Falling for eighteen years.
Matchday revenue grew 73% in nominal terms from FY2007 to FY2025. Total club revenue grew 198%. The red area is Old Trafford's slice of a fast-expanding pie. It has been shrinking since the Glazer acquisition.
In FY2007, matchday revenue was Manchester United's largest single revenue stream. By FY2025, it was the smallest. The club's total revenue nearly tripled over eighteen years -- from £224m to £667m -- driven almost entirely by commercial deals and broadcasting distributions that have no physical ceiling. Old Trafford has one. From FY2011 to FY2019, matchday revenue never exceeded £112m, held flat by a stadium that had not been meaningfully expanded since 2006. Broadcasting and commercial income compounded around it. The structural consequence is visible in the red area: a share that peaked before the Glazers had completed their first year of ownership, and has not recovered since. In FY2026, with no European football and only 20 home fixtures, the share is forecast to fall further still.

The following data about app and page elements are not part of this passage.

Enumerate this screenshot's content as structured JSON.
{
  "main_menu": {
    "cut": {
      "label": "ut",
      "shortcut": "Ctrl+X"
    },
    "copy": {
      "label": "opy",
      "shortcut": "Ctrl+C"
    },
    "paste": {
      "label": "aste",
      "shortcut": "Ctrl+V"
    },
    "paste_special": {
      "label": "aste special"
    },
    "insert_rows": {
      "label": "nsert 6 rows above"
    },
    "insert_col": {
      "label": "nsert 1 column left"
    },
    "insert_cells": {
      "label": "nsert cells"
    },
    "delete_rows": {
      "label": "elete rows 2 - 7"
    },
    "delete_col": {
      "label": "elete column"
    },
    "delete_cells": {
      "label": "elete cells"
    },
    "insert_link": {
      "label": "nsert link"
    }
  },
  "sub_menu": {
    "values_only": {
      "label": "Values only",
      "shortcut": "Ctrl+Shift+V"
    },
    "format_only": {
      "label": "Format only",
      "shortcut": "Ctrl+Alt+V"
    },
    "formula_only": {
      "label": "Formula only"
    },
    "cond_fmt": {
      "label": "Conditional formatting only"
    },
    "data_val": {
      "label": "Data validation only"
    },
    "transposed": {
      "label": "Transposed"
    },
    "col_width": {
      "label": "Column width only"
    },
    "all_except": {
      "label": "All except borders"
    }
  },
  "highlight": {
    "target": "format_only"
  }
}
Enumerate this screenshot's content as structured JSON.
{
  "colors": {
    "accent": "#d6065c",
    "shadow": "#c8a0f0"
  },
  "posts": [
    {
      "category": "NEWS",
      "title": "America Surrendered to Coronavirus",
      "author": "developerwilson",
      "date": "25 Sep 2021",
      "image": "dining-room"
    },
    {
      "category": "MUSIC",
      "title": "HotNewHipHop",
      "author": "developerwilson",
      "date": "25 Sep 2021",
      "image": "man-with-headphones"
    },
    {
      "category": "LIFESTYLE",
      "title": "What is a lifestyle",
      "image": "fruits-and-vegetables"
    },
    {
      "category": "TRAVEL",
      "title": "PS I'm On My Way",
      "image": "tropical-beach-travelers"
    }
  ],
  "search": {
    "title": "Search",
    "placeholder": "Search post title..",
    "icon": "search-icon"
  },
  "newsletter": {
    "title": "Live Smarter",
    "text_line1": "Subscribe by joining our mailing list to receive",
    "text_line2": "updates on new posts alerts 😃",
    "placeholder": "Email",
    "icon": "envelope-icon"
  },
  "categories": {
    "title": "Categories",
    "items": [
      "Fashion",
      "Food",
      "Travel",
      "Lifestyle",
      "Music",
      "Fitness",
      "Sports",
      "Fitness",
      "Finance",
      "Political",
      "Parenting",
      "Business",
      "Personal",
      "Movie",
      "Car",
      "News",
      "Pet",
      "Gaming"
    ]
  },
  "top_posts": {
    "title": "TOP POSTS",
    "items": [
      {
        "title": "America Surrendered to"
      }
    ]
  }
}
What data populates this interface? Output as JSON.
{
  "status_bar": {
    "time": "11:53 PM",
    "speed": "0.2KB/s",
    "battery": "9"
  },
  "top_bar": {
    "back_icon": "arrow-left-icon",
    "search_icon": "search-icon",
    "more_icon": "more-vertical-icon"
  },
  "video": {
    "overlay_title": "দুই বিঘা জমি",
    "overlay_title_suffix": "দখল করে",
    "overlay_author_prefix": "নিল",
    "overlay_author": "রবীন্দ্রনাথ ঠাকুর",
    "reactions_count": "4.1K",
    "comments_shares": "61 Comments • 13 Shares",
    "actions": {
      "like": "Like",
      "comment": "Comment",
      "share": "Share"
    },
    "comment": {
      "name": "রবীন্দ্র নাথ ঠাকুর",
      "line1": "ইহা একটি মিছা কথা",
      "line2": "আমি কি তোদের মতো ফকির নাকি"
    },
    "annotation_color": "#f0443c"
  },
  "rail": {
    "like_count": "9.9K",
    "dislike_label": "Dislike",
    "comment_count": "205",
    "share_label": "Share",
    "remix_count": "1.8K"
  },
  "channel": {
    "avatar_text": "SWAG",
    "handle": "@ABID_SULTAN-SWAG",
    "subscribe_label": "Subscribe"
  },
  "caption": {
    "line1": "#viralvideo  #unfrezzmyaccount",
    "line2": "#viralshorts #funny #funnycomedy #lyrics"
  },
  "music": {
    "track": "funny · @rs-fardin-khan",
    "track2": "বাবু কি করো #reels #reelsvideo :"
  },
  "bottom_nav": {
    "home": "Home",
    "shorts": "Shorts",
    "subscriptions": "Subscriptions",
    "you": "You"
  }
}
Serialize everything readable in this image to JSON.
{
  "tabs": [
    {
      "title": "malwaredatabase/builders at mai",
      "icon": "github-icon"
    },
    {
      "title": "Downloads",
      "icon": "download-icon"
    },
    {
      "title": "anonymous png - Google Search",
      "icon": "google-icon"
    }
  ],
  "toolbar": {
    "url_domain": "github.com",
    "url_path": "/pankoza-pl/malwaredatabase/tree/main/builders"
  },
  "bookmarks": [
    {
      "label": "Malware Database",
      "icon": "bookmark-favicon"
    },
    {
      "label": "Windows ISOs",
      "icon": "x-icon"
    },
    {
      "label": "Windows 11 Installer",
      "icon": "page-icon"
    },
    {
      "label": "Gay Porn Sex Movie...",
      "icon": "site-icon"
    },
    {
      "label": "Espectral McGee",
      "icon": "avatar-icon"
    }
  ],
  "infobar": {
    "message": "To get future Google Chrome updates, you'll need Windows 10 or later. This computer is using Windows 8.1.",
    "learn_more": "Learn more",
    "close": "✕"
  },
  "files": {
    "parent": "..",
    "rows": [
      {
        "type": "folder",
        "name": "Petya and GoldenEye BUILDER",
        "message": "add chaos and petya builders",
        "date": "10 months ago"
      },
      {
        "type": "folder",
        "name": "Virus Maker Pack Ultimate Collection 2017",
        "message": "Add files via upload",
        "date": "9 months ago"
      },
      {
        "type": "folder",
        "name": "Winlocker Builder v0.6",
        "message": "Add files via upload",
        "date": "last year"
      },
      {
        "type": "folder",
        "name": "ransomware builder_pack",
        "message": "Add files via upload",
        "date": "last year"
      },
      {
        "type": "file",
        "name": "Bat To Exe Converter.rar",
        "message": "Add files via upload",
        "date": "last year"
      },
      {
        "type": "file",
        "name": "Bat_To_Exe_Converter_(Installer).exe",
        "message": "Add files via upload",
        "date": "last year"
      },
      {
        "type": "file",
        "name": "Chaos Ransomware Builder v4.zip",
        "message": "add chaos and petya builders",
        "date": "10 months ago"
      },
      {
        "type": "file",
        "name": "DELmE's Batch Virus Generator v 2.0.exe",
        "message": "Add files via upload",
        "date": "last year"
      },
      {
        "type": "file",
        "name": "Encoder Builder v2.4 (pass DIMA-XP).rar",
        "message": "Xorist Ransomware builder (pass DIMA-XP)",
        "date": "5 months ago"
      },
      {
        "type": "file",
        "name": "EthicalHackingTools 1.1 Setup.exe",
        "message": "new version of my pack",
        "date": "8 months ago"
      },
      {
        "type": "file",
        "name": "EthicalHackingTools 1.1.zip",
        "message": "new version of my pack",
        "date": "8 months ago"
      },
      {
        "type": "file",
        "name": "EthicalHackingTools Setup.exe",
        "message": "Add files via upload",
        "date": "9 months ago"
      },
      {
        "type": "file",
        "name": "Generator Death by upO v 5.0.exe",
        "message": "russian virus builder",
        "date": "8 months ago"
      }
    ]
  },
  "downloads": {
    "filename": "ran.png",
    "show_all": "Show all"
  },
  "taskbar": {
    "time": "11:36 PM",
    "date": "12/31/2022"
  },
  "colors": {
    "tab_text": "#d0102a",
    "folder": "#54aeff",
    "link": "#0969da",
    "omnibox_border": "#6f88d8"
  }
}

Methodology note. Matchday revenue figures are drawn from Manchester United Form 20-F filings and Swiss Ramble analysis of Companies House filings. Total revenue figures are from the same sources. Matchday share is calculated as matchday revenue divided by total operating revenue, expressed as a percentage. FY2021 is annotated separately as a COVID anomaly (33 home matches behind closed doors, matchday revenue £7.1m). The FY2021 data point is shown with a different marker to flag the anomaly. All figures in nominal £m; no inflation adjustment applied.